Workflow Recommendation Confidence¶

This route answers the question after grounding: how strong may the current recommendation sound once withheld evidence, comparator loss, and regret review are taken seriously.

bijux-proteomics-intelligence owns this because recommendation confidence is not a summary score. It is the pressure surface that stops attractive workflow stories from sounding more certain than the shipped challenge artifacts earn.

What Ships¶

The current confidence bundle is built around four public artifact families:

artifacts/intelligence/benchmark-decisions/counterfactual_recommendations.json
artifacts/intelligence/benchmark-decisions/workflow_overconfidence_audit.json
artifacts/intelligence/benchmark-decisions/workflow_underconfidence_audit.json
artifacts/intelligence/benchmark-decisions/recommendation_regret_ledger.json

Together they show how fragile the current public recommendation sentence still is under evidence loss and hindsight review.

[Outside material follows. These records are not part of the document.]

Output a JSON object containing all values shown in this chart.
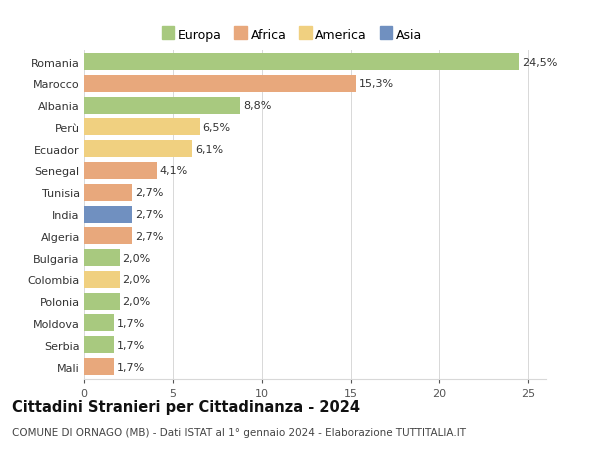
{
  "countries": [
    "Romania",
    "Marocco",
    "Albania",
    "Perù",
    "Ecuador",
    "Senegal",
    "Tunisia",
    "India",
    "Algeria",
    "Bulgaria",
    "Colombia",
    "Polonia",
    "Moldova",
    "Serbia",
    "Mali"
  ],
  "values": [
    24.5,
    15.3,
    8.8,
    6.5,
    6.1,
    4.1,
    2.7,
    2.7,
    2.7,
    2.0,
    2.0,
    2.0,
    1.7,
    1.7,
    1.7
  ],
  "labels": [
    "24,5%",
    "15,3%",
    "8,8%",
    "6,5%",
    "6,1%",
    "4,1%",
    "2,7%",
    "2,7%",
    "2,7%",
    "2,0%",
    "2,0%",
    "2,0%",
    "1,7%",
    "1,7%",
    "1,7%"
  ],
  "continents": [
    "Europa",
    "Africa",
    "Europa",
    "America",
    "America",
    "Africa",
    "Africa",
    "Asia",
    "Africa",
    "Europa",
    "America",
    "Europa",
    "Europa",
    "Europa",
    "Africa"
  ],
  "colors": {
    "Europa": "#a8c97f",
    "Africa": "#e8a87c",
    "America": "#f0d080",
    "Asia": "#7090c0"
  },
  "title": "Cittadini Stranieri per Cittadinanza - 2024",
  "subtitle": "COMUNE DI ORNAGO (MB) - Dati ISTAT al 1° gennaio 2024 - Elaborazione TUTTITALIA.IT",
  "xlim": [
    0,
    26
  ],
  "xticks": [
    0,
    5,
    10,
    15,
    20,
    25
  ],
  "background_color": "#ffffff",
  "bar_height": 0.78,
  "grid_color": "#d8d8d8",
  "label_fontsize": 8,
  "tick_fontsize": 8,
  "title_fontsize": 10.5,
  "subtitle_fontsize": 7.5,
  "legend_fontsize": 9
}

What The Current Bundle Says¶

all five flagship public families currently collapse toward do_not_recommend when comparator evidence is removed
all five flagship public families currently collapse toward do_not_recommend when literature support is removed
all five flagship public families currently collapse toward do_not_recommend when lab burden is doubled from the current shipped posture
targeted currently carries the strongest overconfidence score at 0.67
none of the current flagship families yet shows a hindsight-backed underconfidence event strong enough to justify broader public wording

How To Read Recommendation Confidence¶

read the counterfactual report first when the question is whether the current call survives one missing evidence axis
read the overconfidence audit when the sentence sounds cleaner than the challenge surfaces justify
read the regret ledger when the question is which kind of mistake maintainers are still most likely to make if hidden evidence is revealed later

What This Means For Public Language¶

The current recommendation layer is materially more serious than it was at v0.3.7, but it still does not earn decision-grade authority.

Why:

the public sentence still breaks too easily under evidence removal
some families still carry visible overconfidence pressure
downstream assay burden still narrows otherwise attractive recommendation stories
LFQ, PTM, and targeted still stop at bounded recommendation posture

That is why the stronger current product still needs bounded recommendation language.

Family-Level Reading¶

family	confidence reading today	why the sentence still stays narrow
`dda`	stronger than before, but still fragile under evidence removal	comparator and lab-burden loss still collapse the recommendation
`dia`	bounded outsider-facing recommendation support	evidence and consequence loss still narrow the call
`lfq`	real review-grade posture	missingness and transfer pressure still make the stronger sentence too expensive
`ptm`	stronger analytical posture than before	consequence confidence still lags localization strength
`targeted`	strongest current overconfidence pressure	calibration and interference risk still make broader certainty unsafe

Best Next Routes¶

Open Workflow Claim Grounding when the question is whether the sentence is supported at all.
Open Lab Consequence when the question is whether downstream burden still narrows the apparently reasonable recommendation.
Open Workflow Consequence Maps when the question is which downstream boundary currently caps the strongest honest public sentence.
Open What Changed The Recommendation when you need the exact evidence-removal, burden, or observed-outcome driver.
Open Decision Support when the full combined route matters more than the recommendation layer by itself.

Boundary¶

This page owns recommendation-pressure and confidence limits. It should not pretend to replace evidence grounding or lab consequence just because those later surfaces consume the recommendation output.